5. The method according to claim 2, characterized in that, Landslide risk zones are delineated based on the aforementioned surface deformation information, including: Based on preset deformation rate thresholds and cumulative displacement thresholds, and combined with the contours of deformation gradient abrupt change zones and continuous high deformation zones, landslide risk zones are delineated through geographic information system buffer analysis. Ground control points calibrated by the Global Navigation Satellite System will be deployed within the risk area.
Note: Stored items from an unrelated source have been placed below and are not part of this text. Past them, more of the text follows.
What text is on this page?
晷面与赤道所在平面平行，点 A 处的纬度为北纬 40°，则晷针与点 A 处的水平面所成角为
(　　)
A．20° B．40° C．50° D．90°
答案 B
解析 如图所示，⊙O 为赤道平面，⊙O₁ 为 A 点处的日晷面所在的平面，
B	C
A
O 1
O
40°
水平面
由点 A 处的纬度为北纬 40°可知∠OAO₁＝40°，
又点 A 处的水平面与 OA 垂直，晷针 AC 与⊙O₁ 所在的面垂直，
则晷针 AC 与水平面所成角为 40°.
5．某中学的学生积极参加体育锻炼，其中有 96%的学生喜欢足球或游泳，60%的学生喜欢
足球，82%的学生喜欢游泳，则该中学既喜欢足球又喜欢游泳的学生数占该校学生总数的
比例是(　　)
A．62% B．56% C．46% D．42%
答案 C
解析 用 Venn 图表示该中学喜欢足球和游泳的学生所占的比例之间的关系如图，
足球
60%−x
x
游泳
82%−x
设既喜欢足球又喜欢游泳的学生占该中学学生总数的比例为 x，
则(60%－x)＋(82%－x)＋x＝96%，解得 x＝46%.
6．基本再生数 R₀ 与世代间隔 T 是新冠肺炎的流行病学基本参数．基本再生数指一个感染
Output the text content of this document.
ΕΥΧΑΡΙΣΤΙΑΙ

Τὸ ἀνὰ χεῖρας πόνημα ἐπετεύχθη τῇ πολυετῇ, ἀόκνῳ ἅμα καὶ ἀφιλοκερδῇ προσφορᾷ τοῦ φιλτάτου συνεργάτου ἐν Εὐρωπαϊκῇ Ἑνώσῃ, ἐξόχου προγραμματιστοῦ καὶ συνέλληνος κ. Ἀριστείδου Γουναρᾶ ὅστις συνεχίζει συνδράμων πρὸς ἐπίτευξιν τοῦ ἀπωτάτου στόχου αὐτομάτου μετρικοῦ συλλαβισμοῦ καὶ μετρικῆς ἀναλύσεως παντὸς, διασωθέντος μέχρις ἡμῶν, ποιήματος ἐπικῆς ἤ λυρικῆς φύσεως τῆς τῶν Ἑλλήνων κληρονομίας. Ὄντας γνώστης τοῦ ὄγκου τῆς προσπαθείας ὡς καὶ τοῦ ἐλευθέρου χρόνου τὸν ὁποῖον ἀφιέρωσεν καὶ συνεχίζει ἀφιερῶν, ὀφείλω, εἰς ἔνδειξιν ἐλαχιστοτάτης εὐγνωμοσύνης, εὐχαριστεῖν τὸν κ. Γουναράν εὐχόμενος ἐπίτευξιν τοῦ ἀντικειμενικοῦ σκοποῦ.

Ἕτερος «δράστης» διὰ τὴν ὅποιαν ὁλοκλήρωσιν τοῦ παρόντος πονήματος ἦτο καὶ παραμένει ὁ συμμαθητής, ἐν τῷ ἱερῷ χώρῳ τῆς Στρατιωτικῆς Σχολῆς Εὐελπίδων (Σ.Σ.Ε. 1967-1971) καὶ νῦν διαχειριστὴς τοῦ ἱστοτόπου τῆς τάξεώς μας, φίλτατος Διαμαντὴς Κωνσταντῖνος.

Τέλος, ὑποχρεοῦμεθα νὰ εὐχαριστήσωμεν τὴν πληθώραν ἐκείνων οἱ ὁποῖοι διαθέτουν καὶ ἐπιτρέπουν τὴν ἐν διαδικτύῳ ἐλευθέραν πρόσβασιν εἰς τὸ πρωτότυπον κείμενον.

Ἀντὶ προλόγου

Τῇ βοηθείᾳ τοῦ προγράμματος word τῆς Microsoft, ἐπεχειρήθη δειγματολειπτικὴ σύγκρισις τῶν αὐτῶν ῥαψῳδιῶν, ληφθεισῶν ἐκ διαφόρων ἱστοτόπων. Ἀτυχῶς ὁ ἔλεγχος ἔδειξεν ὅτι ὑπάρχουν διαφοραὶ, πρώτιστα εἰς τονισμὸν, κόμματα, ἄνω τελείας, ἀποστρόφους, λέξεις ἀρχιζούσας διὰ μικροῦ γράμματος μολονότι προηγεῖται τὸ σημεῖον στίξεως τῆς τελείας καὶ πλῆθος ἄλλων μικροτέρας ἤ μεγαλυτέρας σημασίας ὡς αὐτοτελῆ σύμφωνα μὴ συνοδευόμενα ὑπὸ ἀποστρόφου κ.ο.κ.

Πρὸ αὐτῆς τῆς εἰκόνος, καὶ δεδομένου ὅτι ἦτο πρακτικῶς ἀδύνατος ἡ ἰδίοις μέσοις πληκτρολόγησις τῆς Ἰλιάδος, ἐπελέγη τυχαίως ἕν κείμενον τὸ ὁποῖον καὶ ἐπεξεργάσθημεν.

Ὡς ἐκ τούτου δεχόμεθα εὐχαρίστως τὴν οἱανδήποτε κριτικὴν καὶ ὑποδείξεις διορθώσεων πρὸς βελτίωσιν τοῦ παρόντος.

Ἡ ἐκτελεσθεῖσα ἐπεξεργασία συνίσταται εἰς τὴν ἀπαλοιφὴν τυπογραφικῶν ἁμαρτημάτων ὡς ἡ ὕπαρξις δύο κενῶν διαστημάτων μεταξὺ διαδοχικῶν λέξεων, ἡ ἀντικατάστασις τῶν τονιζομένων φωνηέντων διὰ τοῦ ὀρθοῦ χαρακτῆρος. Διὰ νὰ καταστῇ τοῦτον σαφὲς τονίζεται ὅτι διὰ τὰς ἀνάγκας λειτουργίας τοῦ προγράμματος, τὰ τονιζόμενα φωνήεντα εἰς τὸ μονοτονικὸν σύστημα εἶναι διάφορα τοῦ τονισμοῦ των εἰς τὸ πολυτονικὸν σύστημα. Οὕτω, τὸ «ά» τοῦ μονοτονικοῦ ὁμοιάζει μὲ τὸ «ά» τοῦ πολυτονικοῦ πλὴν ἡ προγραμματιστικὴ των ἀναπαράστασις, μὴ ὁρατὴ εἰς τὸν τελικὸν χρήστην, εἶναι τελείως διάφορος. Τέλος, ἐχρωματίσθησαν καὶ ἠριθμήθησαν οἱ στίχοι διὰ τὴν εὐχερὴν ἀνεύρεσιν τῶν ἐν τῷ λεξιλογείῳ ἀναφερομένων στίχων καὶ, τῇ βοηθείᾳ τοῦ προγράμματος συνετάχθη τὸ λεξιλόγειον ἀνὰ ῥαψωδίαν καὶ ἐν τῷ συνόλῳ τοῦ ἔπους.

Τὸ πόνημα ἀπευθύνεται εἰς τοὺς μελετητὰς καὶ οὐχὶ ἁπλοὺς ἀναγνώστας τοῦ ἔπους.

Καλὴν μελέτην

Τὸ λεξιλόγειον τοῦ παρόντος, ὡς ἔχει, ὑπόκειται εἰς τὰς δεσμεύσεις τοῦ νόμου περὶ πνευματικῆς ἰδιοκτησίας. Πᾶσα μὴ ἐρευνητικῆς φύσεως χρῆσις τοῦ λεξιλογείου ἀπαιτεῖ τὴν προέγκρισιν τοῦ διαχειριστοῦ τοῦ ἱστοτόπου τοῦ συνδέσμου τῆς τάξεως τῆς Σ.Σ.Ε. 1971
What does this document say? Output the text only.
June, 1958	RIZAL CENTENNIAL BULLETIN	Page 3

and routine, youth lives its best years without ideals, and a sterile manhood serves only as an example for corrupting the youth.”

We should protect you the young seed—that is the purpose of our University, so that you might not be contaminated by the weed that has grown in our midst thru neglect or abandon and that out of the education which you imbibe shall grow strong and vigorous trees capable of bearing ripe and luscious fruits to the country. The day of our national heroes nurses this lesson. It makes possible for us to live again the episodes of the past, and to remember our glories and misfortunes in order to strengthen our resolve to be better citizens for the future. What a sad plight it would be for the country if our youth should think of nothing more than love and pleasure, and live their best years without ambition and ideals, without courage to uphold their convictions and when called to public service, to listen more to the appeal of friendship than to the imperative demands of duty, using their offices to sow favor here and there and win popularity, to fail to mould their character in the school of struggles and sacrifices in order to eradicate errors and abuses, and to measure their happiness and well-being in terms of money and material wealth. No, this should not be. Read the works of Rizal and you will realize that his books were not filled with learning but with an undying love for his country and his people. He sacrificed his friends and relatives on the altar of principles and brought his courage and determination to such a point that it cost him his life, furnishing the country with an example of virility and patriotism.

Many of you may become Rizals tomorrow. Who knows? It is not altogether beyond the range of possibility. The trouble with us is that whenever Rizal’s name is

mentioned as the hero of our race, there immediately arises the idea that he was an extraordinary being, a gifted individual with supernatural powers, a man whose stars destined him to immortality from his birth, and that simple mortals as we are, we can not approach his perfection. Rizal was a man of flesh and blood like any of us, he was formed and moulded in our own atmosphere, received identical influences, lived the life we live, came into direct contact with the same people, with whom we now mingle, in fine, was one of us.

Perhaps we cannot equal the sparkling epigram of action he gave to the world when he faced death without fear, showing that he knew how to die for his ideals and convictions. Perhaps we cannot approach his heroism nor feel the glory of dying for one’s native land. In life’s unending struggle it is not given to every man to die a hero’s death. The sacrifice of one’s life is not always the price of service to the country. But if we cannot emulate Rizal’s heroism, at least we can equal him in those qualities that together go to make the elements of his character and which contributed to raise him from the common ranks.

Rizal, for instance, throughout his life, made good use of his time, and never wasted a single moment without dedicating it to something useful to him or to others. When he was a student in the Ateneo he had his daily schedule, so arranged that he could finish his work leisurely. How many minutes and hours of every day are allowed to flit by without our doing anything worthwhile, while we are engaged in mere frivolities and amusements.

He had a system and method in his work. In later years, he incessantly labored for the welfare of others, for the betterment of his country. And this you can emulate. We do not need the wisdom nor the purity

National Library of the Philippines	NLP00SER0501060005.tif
6. The method according to claim 1, characterized in that, The preprocessed multi-source monitoring data undergoes spatiotemporal benchmark unification and multi-frequency time-series coupling fusion, including: The coordinate systems of all multi-source monitoring data are unified to the target geodetic coordinate system based on preset transformation parameters; Unify the time base of all multi-source monitoring data to the target time system; Multi-source time-series data with different observation frequencies are matched to a unified time node through interpolation or aggregation methods. Correlation analysis and regression modeling are performed on multi-source data after unifying the spatiotemporal benchmark, and time-series coupling fusion is completed and dynamic early warning thresholds are set.
7. The method according to claim 6, characterized in that, The association analysis and regression modeling include: Calculate the Pearson correlation coefficient between time series data from different sources and establish a regression model that reflects the quantitative relationship between different monitoring indicators; The regression model is validated using reserved data or manually measured data; Based on the results of the regression model and the geological characteristics of landslides, a dynamic early warning threshold that varies with environmental factors is set.
8. The method according to claim 1, characterized in that, The fused dataset is input into the pre-built ConvNeXt-ViT landslide early warning model for multi-source feature extraction and collaborative prediction, and also includes: The deformation intensity features of synthetic aperture radar and the surface texture features of UAV optical images are extracted using a pre-defined two-dimensional convolutional neural network, respectively. The displacement time series data of the Global Navigation Satellite System is converted into a two-dimensional map, and the dynamic trend features of displacement are extracted using a convolutional neural network; Convert UAV lidar point cloud data into voxel grids or elevation maps, and use 3D convolutional neural networks to extract 3D terrain morphology features; The extracted multi-source features are concatenated and fused across modalities, and temporal dynamic correlations are captured through a spatiotemporal recurrent neural network. Based on the fused spatiotemporal characteristics, the landslide risk level classification results and future deformation rate regression prediction results are output through a fully connected layer.